Any sniper would know that rifle.
"That's Soviet," he pointed out.
"Good eye," she drawled out. "You should become a Pinkerton."
"Should I even bother asking you where you got a Soviet rifle or are you just going to give me a rendition of Romeo and Juliet in the form of a rhetorical question?"
"That was a question." He spun on his heel to follow her up the small hill back to camp. "And I got it in Soviet Russia."
"Going to need a little more information than that so I can write home to Steve and let him know what you've been up to."
Ada whirled around, her green eyes flaring with an icy fire that burned straight through any humor he had left. In all his time knowing Ada, he had never seen her look at anyone with such pure rage.
"If you speak a word of this to anyone, I will kill you. I will not want to do it, but I will be forced to kill you. That will certainly put a damper on our friendship, I'm afraid, but it is my orders to put down anyone who breathes a word of me." Each word was punctuated by a step forward until his back slammed against a tree. "Heed this warning, Barnes, because I really don't want to slit your throat."
"Something tells me you're not joking," he admitted weakly. Her eyebrow simply raised in response. Bucky swallowed past the fear creeping up in his throat and nodded at her. She finally relented in her pursuit and stepped back to give him room to breathe.
"You're all young and new to this. You don't know what you're about to see. You don't know what war is like," she scoffed. "You got a few months of training before you were shipped overseas and now you're here, thinking you can defeat Hitler yourselves."
"And you're not new to this?" he shot back.
She swung the rifle off her back and settled it in her hands, her eyes never leaving the polished wood under her fingers. Her lips curled back into a sneer and she shook her head, a harsh and grating chuckle ripping out of her lungs and strangling her throat.
"You remember when I left," Ada spat. "You were there when we said goodbye.
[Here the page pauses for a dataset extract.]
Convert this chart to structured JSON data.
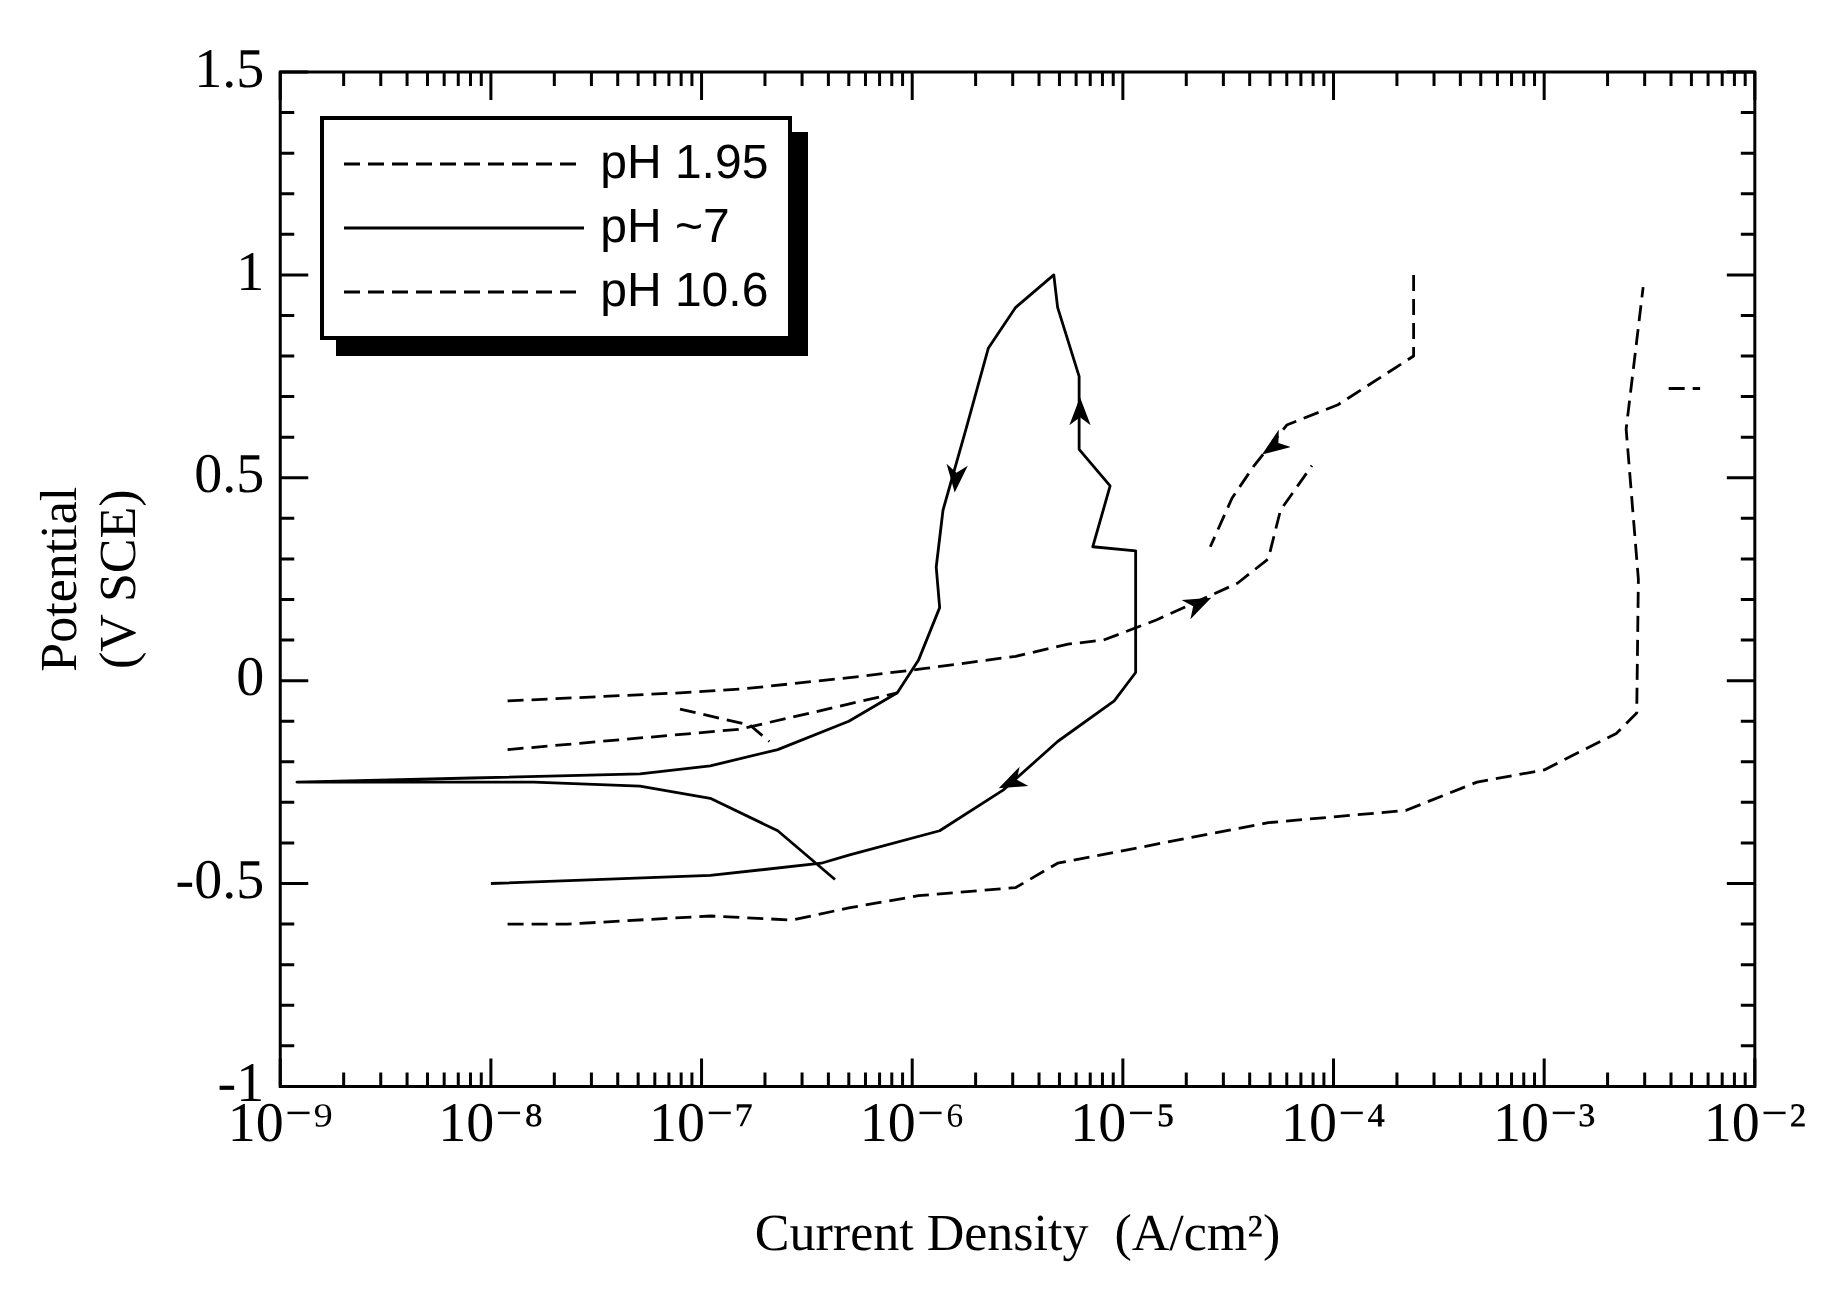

I told you I was going to be a nurse in Britain. I'm not a nurse, not a soldier, not a spy. I am everything and nothing at the same time. I am a ghost, Bucky, and I will remain so when this war ends."
"You're not making any sense!"
"Agent Kennedy!" Agent Carter shouted in the distance. Ada stepped backwards just so and gestured with her head behind her.
"That's my call. The 107th is being dispatched to Azzano in the morning. If you make it out alive, I'll explain everything, but you have to promise me you won't write Steve. I swear to you that I will explain."
"I'm holding you to that," he said tightly. "Where are you going?"
"Berlin," she answered calmly. "I'll meet you all in Azzano."
"How long?"
"A week at most."
"One day over and I'm sending a letter in the first post."
"Deal."
And when the 107th was captured three days later, all that remained from Bucky Barnes was a half-written letter tucked under the pillow of his cot. It would never reach its intended recipient.